Söylenecek hala çok şey olsa da, ama son olarak, başkalarının hakkına saygı duyan, adalet ve eşitlik anlayışı gelişmiş, başkalarının iyiliğini önemseyen çocuklar yetiştirmek dünyayı daha yaşanır bir yer haline getirecektir. Sorularınız ve davetiniz için teşekkür ederim.

Röportaj:
Prof. Dr. Özlem Karaırmak

Prof. Dr. Özlem Karaırmak
Bahçeşehir Üniversitesi’nde, Psikolojik Danışma ve Rehberlik Ana Bilim Dalı ve Bölüm Başkanıdır. 1997 yılında Orta Doğu Teknik Üniversitesi’nde lisans derecesini tamamladıktan sonra aynı üniversitede yüksek lisans, ardından doktora derecelerini tamamlamıştır. Deprem deneyimi geçirmiş çocukların korkularını azaltmak üzere bir grupla psikolojik danışma programının etkililiğinin sınandığı yüksek lisans tezi ve depreme maruz kalmış yetişkinlerde psikolojik sağlamlılığı açıklayan kuramsal bir modelin önerildiği doktora çalışmasını yürütmüştür. Lisansüstü çalışmaları doğal afet, travma ve psikolojik sağlamlık konularını kapsamaktadır. Doktora eğitimi süresince bir yıla yakın Florida State Üniversitesi Travmatoloji Enstitüsü’nde misafir araştırmacı olarak bulunmuştur.
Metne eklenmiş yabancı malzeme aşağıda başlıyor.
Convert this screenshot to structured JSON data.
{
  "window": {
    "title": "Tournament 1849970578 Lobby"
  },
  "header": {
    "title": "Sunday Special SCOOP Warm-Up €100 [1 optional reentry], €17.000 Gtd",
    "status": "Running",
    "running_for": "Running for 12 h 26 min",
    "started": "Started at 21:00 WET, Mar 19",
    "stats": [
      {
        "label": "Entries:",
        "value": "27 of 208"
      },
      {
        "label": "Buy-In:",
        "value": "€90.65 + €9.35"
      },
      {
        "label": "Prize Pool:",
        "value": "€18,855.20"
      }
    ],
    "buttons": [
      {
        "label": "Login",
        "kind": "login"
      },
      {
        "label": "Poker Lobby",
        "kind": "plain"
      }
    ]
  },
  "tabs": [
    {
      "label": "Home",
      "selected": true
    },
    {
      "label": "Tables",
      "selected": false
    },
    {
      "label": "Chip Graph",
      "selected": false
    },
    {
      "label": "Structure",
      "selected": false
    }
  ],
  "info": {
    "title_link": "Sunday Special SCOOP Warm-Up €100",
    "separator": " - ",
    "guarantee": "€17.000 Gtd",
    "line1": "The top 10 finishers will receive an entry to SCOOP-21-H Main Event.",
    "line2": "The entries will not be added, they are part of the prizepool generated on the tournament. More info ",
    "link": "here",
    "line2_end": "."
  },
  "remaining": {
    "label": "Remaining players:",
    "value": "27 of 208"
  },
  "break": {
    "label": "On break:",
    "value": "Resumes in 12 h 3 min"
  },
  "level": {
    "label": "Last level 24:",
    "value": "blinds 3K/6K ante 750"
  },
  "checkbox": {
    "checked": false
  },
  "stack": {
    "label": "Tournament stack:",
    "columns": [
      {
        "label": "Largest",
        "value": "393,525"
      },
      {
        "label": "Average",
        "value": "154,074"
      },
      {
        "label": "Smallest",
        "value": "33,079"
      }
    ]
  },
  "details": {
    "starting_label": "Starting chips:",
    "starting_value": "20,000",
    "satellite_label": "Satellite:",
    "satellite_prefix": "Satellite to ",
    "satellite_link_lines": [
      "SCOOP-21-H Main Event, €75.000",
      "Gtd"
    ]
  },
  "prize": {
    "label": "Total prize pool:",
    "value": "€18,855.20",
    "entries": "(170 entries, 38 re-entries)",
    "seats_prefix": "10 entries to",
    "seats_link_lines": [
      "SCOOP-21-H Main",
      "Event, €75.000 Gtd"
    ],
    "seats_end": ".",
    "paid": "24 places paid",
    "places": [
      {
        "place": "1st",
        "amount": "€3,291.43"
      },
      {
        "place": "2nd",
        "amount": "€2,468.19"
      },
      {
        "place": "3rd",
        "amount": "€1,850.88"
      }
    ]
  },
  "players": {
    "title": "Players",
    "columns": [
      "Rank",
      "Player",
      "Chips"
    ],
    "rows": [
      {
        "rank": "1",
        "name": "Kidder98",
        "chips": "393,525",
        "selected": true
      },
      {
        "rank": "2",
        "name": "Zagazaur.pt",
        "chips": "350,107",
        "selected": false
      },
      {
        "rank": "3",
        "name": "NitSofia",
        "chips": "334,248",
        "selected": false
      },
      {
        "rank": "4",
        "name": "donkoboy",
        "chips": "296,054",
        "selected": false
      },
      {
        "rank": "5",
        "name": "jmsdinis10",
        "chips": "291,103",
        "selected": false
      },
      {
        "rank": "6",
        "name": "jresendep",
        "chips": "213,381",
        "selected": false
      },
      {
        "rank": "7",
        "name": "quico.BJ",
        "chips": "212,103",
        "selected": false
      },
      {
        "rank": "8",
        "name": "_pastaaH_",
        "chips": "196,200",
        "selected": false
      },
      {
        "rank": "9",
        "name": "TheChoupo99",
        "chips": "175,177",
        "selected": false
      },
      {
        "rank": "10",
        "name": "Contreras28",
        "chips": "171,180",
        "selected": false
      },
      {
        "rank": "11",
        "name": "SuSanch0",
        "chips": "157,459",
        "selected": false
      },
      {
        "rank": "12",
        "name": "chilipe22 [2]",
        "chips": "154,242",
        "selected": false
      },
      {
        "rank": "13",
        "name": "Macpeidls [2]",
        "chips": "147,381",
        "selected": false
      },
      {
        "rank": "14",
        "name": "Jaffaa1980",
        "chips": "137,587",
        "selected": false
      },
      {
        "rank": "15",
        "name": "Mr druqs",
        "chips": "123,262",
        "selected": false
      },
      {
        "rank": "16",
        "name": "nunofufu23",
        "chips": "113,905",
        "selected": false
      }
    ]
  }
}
Araştırma ilgi alanlarını doğal afetlerin psikolojik etkileri, travma ve travmaya bağlı stres, travmatik belirtiler, psikolojik sağlamlık, krize müdahale, terapide metafor kullanımı, varoluşçu yaklaşım, tinsellik ve kaygı gibi çeşitli konular oluşturmaktadır. Temel olarak bu konularda ulusal ve uluslararası dergilerde yayımlanmış 30’dan fazla araştırması, 55’in üzerinde bilimsel toplantılarda sunulan bildirisi bulunmaktadır. 5 farklı kitapta çeviri bölümü bulunmaktadır ve 9 farklı kitapta bölüm yazarlığı yapmıştır. Akademik kariyerinin ilk yıllarından itibaren UNICEF, Birleşmiş Milletler Nüfus Fonu (UNFPA) ve SPARK başta olmak üzere birçok uluslararası kurum tarafından desteklenen projenin araştırma, geliştirme, uygulama ve değerlendirme boyutlarında yer almıştır. “Çocuk Dostu Okul Projesi”, “Zorlayıcı Yaşam Olaylarında Psikoeğitim Projesi”, “Deprem Sonrası Saha Çalışanları ile Grup Çalışması” bu proje ve çalışmalardan bazılarıdır. Aile ve Sosyal Politikalar Bakanlığı, İç İşleri Bakanlığı, İl Sağlık Müdürlüğü gibi devlet kurumları, çeşitli STK’lar ve eğitim kurumlarında psikolojik ilk yardım, psikososyal müdahale, yas süreci ve stres tepkileri gibi birçok konuda seminer ve eğitimler vermeye devam etmektedir.